La Côte d’Ivoire a vécu, ce vendredi 13 mars 2026, un moment historique avec le retour du Djidji Ayokwè, tambour-parleur sacré du peuple Atchan (Ébrié), confisqué durant la période coloniale. La cérémonie officielle de réception de cet objet patrimonial s’est tenue au pavillon présidentiel de l’aéroport international Félix Houphouët-Boigny d’Abidjan, sous la présidence de Françoise Remarck, ministre de la Culture et de la Francophonie.
Après plus d’un siècle d’absence, le retour du tambour constitue un événement majeur pour la mémoire collective et le patrimoine culturel ivoirien. « Nous vivons un moment de justice et de mémoire qui marque enfin le retour du Djidji Ayokwè sur sa terre d’origine », a déclaré la ministre.

Selon la ministre, le tambour parleur sera d’abord placé dans un espace sécurisé pour une phase d’acclimatation, conformément au protocole établi entre le musée du Quai Branly et le Musée des Civilisations de Côte d’Ivoire.
À l’issue de cette étape, il sera présenté officiellement au public avant son installation définitive dans ce musée.
Le Djidji Ayokwè est un puissant instrument traditionnel utilisé autrefois par les communautés Atchan pour communiquer entre villages. Ce tambour parleur permettait de transmettre des messages importants, d’alerter les populations face aux dangers ou encore de mobiliser les habitants lors d’événements majeurs.
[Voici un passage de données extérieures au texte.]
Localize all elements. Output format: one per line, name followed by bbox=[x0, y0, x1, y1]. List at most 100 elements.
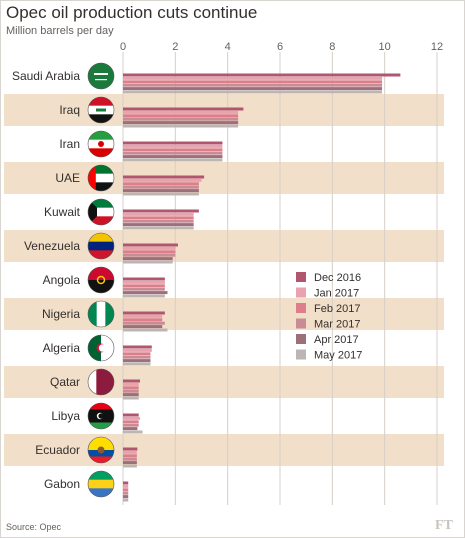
bar bbox=[123, 352, 151, 356]
category-label: Algeria bbox=[43, 341, 81, 355]
category-label: Libya bbox=[51, 409, 80, 423]
legend-swatch bbox=[296, 334, 306, 344]
bar bbox=[123, 454, 137, 458]
bar bbox=[123, 481, 129, 485]
bar bbox=[123, 219, 194, 223]
bar bbox=[123, 457, 137, 461]
bar bbox=[123, 382, 139, 386]
bar bbox=[123, 87, 383, 91]
bar bbox=[123, 396, 139, 400]
kuwait-flag-icon bbox=[87, 198, 115, 226]
bar bbox=[123, 420, 139, 424]
bar bbox=[123, 226, 194, 230]
bar bbox=[123, 73, 401, 77]
chart-title: Opec oil production cuts continue bbox=[6, 3, 258, 22]
row-band bbox=[4, 366, 444, 398]
bar bbox=[123, 110, 239, 114]
venezuela-flag-icon bbox=[87, 232, 115, 260]
bar bbox=[123, 491, 129, 495]
bar bbox=[123, 311, 165, 315]
legend-swatch bbox=[296, 303, 306, 313]
bar bbox=[123, 362, 151, 366]
bar bbox=[123, 151, 223, 155]
category-label: Nigeria bbox=[42, 307, 80, 321]
qatar-flag-icon bbox=[87, 368, 115, 396]
legend-label: Dec 2016 bbox=[314, 272, 361, 284]
x-tick-label: 2 bbox=[172, 41, 178, 53]
bar bbox=[123, 277, 165, 281]
bar bbox=[123, 314, 163, 318]
gabon-flag-icon bbox=[87, 470, 115, 498]
category-label: Kuwait bbox=[44, 205, 81, 219]
bar bbox=[123, 223, 194, 227]
category-label: Ecuador bbox=[35, 443, 80, 457]
row-band bbox=[4, 162, 444, 194]
bar bbox=[123, 413, 139, 417]
category-label: Qatar bbox=[50, 375, 80, 389]
bar bbox=[123, 287, 165, 291]
legend-label: Feb 2017 bbox=[314, 303, 360, 315]
row-band bbox=[4, 298, 444, 330]
bar bbox=[123, 107, 244, 111]
bar bbox=[123, 447, 138, 451]
bar bbox=[123, 114, 239, 118]
legend-label: Mar 2017 bbox=[314, 319, 360, 331]
category-label: Iraq bbox=[59, 103, 80, 117]
bar bbox=[123, 260, 173, 264]
bar bbox=[123, 209, 199, 213]
bar bbox=[123, 216, 194, 220]
legend-swatch bbox=[296, 349, 306, 360]
bar bbox=[123, 192, 199, 196]
row-band bbox=[4, 230, 444, 262]
bar bbox=[123, 393, 139, 397]
libya-flag-icon bbox=[87, 402, 115, 430]
bar bbox=[123, 257, 173, 261]
legend-label: May 2017 bbox=[314, 350, 362, 362]
bar bbox=[123, 185, 199, 189]
bars bbox=[123, 73, 401, 502]
bar bbox=[123, 461, 137, 465]
legend-label: Jan 2017 bbox=[314, 288, 359, 300]
bar bbox=[123, 386, 139, 390]
ecuador-flag-icon bbox=[87, 436, 115, 464]
category-labels: Saudi Arabia Iraq Iran UAE Kuwait Venezuela An… bbox=[12, 69, 81, 491]
bar bbox=[123, 284, 165, 288]
bar bbox=[123, 243, 178, 247]
bar bbox=[123, 117, 239, 121]
bar bbox=[123, 253, 176, 257]
bar bbox=[123, 83, 383, 87]
bar bbox=[123, 389, 139, 393]
bar bbox=[123, 175, 205, 179]
flag-icons bbox=[87, 62, 115, 498]
bar bbox=[123, 182, 199, 186]
saudi-arabia-flag-icon bbox=[87, 62, 115, 90]
bar bbox=[123, 124, 239, 128]
category-label: Venezuela bbox=[24, 239, 80, 253]
bar bbox=[123, 416, 141, 420]
bar bbox=[123, 76, 383, 80]
legend-swatch bbox=[296, 318, 306, 329]
bar bbox=[123, 423, 139, 427]
bar bbox=[123, 321, 165, 325]
bar bbox=[123, 427, 138, 431]
bar bbox=[123, 121, 239, 125]
category-label: Angola bbox=[43, 273, 81, 287]
bar bbox=[123, 80, 383, 84]
bar bbox=[123, 318, 163, 322]
bar bbox=[123, 348, 152, 352]
bar bbox=[123, 90, 383, 94]
x-tick-label: 12 bbox=[431, 41, 443, 53]
x-tick-label: 8 bbox=[329, 41, 335, 53]
iran-flag-icon bbox=[87, 130, 115, 158]
bar bbox=[123, 495, 129, 499]
category-label: UAE bbox=[55, 171, 80, 185]
chart-subtitle: Million barrels per day bbox=[6, 25, 114, 37]
bar bbox=[123, 294, 165, 298]
bar bbox=[123, 158, 223, 162]
row-bands bbox=[4, 94, 444, 466]
nigeria-flag-icon bbox=[87, 300, 115, 328]
bar bbox=[123, 141, 223, 145]
bar bbox=[123, 280, 165, 284]
category-label: Saudi Arabia bbox=[12, 69, 80, 83]
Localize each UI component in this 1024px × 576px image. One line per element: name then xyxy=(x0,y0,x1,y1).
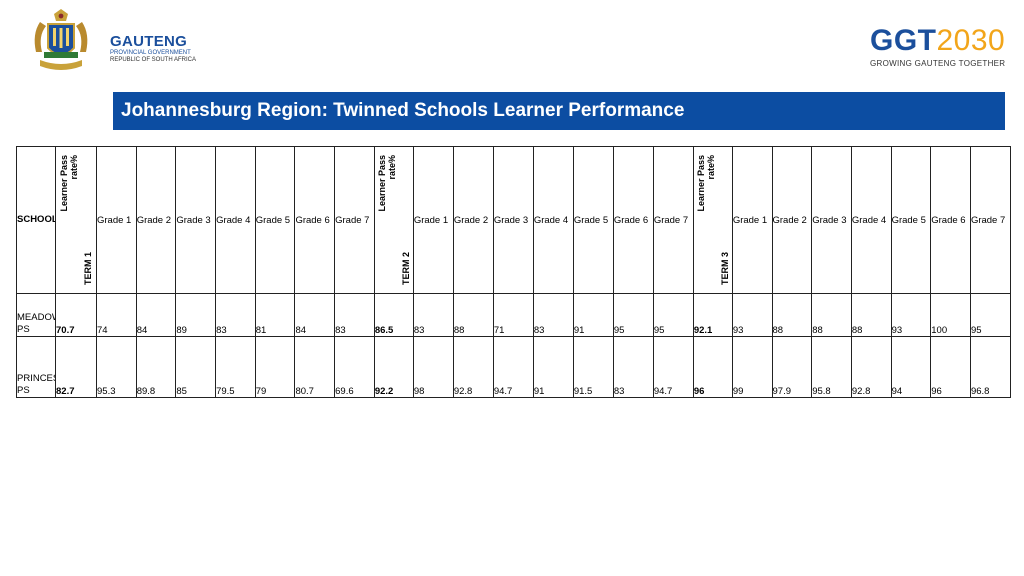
grade-value: 83 xyxy=(334,293,375,337)
grade-value: 83 xyxy=(215,293,256,337)
term-1-label: TERM 1 xyxy=(83,251,93,285)
t2-grade-6-header: Grade 6 xyxy=(612,146,654,294)
page-title-bar: Johannesburg Region: Twinned Schools Lea… xyxy=(113,92,1005,130)
term-1-rate-label: Learner Pass rate% xyxy=(59,155,79,212)
grade-value: 71 xyxy=(492,293,534,337)
grade-value: 88 xyxy=(771,293,813,337)
grade-value: 79 xyxy=(254,336,296,398)
grade-value: 83 xyxy=(532,293,574,337)
coat-of-arms-crest-icon xyxy=(34,9,88,70)
grade-value: 84 xyxy=(294,293,336,337)
ggt2030-wordmark: GGT2030 xyxy=(870,26,1010,56)
gauteng-name: GAUTENG xyxy=(110,33,188,50)
grade-value: 95 xyxy=(612,293,654,337)
grade-value: 92.8 xyxy=(452,336,494,398)
t3-grade-4-header: Grade 4 xyxy=(850,146,892,294)
table-row: PRINCESS PS 82.7 95.3 89.8 85 79.5 79 80… xyxy=(16,336,1011,398)
term-3-label: TERM 3 xyxy=(719,251,730,285)
t3-grade-2-header: Grade 2 xyxy=(771,146,813,294)
grade-value: 69.6 xyxy=(334,336,375,398)
t2-grade-5-header: Grade 5 xyxy=(572,146,614,294)
grade-value: 91 xyxy=(532,336,574,398)
term-2-header: Learner Pass rate% TERM 2 xyxy=(373,146,414,294)
grade-value: 96 xyxy=(930,336,971,398)
grade-value: 81 xyxy=(254,293,296,337)
grade-value: 96.8 xyxy=(969,336,1011,398)
grade-value: 74 xyxy=(96,293,137,337)
t1-grade-5-header: Grade 5 xyxy=(254,146,296,294)
grade-value: 91.5 xyxy=(572,336,614,398)
term-3-pass-rate: 92.1 xyxy=(692,293,733,337)
school-name: PRINCESS PS xyxy=(16,336,56,398)
term-1-header: Learner Pass rate% TERM 1 xyxy=(55,146,97,294)
t1-grade-7-header: Grade 7 xyxy=(334,146,375,294)
grade-value: 91 xyxy=(572,293,614,337)
gauteng-republic-line: REPUBLIC OF SOUTH AFRICA xyxy=(110,57,197,63)
t3-grade-5-header: Grade 5 xyxy=(890,146,932,294)
year-2030-text: 2030 xyxy=(936,24,1006,57)
school-name: MEADOWLANDS PS xyxy=(16,293,56,337)
grade-value: 97.9 xyxy=(771,336,813,398)
grade-value: 95 xyxy=(652,293,694,337)
grade-value: 89.8 xyxy=(135,336,177,398)
page-title: Johannesburg Region: Twinned Schools Lea… xyxy=(121,100,685,121)
t3-grade-1-header: Grade 1 xyxy=(731,146,773,294)
term-2-rate-label: Learner Pass rate% xyxy=(376,155,397,212)
grade-value: 83 xyxy=(412,293,454,337)
table-row: MEADOWLANDS PS 70.7 74 84 89 83 81 84 83… xyxy=(16,293,1011,337)
grade-value: 84 xyxy=(135,293,177,337)
term-2-pass-rate: 86.5 xyxy=(373,293,414,337)
grade-value: 93 xyxy=(890,293,932,337)
t1-grade-3-header: Grade 3 xyxy=(175,146,217,294)
school-header: SCHOOL xyxy=(16,146,56,294)
term-3-rate-label: Learner Pass rate% xyxy=(695,155,716,212)
term-2-pass-rate: 92.2 xyxy=(373,336,414,398)
term-2-label: TERM 2 xyxy=(400,251,411,285)
grade-value: 80.7 xyxy=(294,336,336,398)
ggt-tagline: GROWING GAUTENG TOGETHER xyxy=(870,59,1006,68)
grade-value: 88 xyxy=(452,293,494,337)
grade-value: 93 xyxy=(731,293,773,337)
t1-grade-4-header: Grade 4 xyxy=(215,146,256,294)
grade-value: 94 xyxy=(890,336,932,398)
grade-value: 79.5 xyxy=(215,336,256,398)
grade-value: 95 xyxy=(969,293,1011,337)
t2-grade-2-header: Grade 2 xyxy=(452,146,494,294)
grade-value: 99 xyxy=(731,336,773,398)
grade-value: 85 xyxy=(175,336,217,398)
grade-value: 98 xyxy=(412,336,454,398)
t2-grade-3-header: Grade 3 xyxy=(492,146,534,294)
grade-value: 83 xyxy=(612,336,654,398)
grade-value: 95.3 xyxy=(96,336,137,398)
gauteng-logo: GAUTENG PROVINCIAL GOVERNMENT REPUBLIC O… xyxy=(18,8,208,76)
t2-grade-1-header: Grade 1 xyxy=(412,146,454,294)
term-3-pass-rate: 96 xyxy=(692,336,733,398)
term-1-pass-rate: 70.7 xyxy=(55,293,97,337)
grade-value: 88 xyxy=(850,293,892,337)
t3-grade-7-header: Grade 7 xyxy=(969,146,1011,294)
gauteng-wordmark: GAUTENG PROVINCIAL GOVERNMENT REPUBLIC O… xyxy=(110,34,196,64)
term-1-pass-rate: 82.7 xyxy=(55,336,97,398)
term-3-header: Learner Pass rate% TERM 3 xyxy=(692,146,733,294)
performance-table: SCHOOL Learner Pass rate% TERM 1 Grade 1 … xyxy=(16,146,1011,398)
grade-value: 92.8 xyxy=(850,336,892,398)
t1-grade-2-header: Grade 2 xyxy=(135,146,177,294)
gauteng-provincial-line: PROVINCIAL GOVERNMENT xyxy=(110,50,191,56)
grade-value: 95.8 xyxy=(811,336,852,398)
t2-grade-7-header: Grade 7 xyxy=(652,146,694,294)
grade-value: 89 xyxy=(175,293,217,337)
t2-grade-4-header: Grade 4 xyxy=(532,146,574,294)
t1-grade-6-header: Grade 6 xyxy=(294,146,336,294)
grade-value: 100 xyxy=(930,293,971,337)
grade-value: 88 xyxy=(811,293,852,337)
table-header-row: SCHOOL Learner Pass rate% TERM 1 Grade 1 … xyxy=(16,146,1011,294)
grade-value: 94.7 xyxy=(652,336,694,398)
t3-grade-6-header: Grade 6 xyxy=(930,146,971,294)
grade-value: 94.7 xyxy=(492,336,534,398)
ggt-text: GGT xyxy=(870,24,937,57)
t1-grade-1-header: Grade 1 xyxy=(96,146,137,294)
ggt2030-logo: GGT2030 GROWING GAUTENG TOGETHER xyxy=(870,26,1010,72)
t3-grade-3-header: Grade 3 xyxy=(811,146,852,294)
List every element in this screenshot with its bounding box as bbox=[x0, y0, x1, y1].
Au-delà de sa fonction de communication, il représente un symbole d’autorité et d’identité culturelle, généralement réservé aux autorités traditionnelles.
Confisqué en 1916 par l’administration coloniale française, l’objet avait été transféré en France où il a été conservé successivement au musée du Trocadéro puis au Musée du Quai Branly – Jacques Chirac à Paris.
Le 20 février 2026, au musée du Quai Branly à Paris, la ministre ivoirienne de la Culture et son homologue française, Rachida Dati, ont signé l’acte officiel de transfert de propriété du tambour.

Cette restitution s’inscrit dans un processus plus large de retour des biens culturels africains acquis durant la colonisation, facilité notamment par une loi-cadre adoptée par le Sénat français.
La ministre Françoise Remarck a salué l’implication du président ivoirien Alassane Ouattara et de son homologue français Emmanuel Macron, soulignant que leur engagement diplomatique a permis l’aboutissement de ce processus.

Devant un partaire d’invités composée de chefs traditionnels, d’autorités politiques et de représentants diplomatiques et d’acteurs du monde des artsElle a également rendu hommage aux chercheurs, conservateurs de musées, parlementaires et autorités traditionnelles ayant contribué à la restitution.
Pour les communautés Atchan et l’ensemble du peuple ivoirien, le retour du Djidji Ayokwè représente bien plus que celui d’un simple objet patrimonial. Il symbolise la reconnaissance d’une histoire, la réparation d’une injustice et la transmission d’un héritage culturel aux générations futures.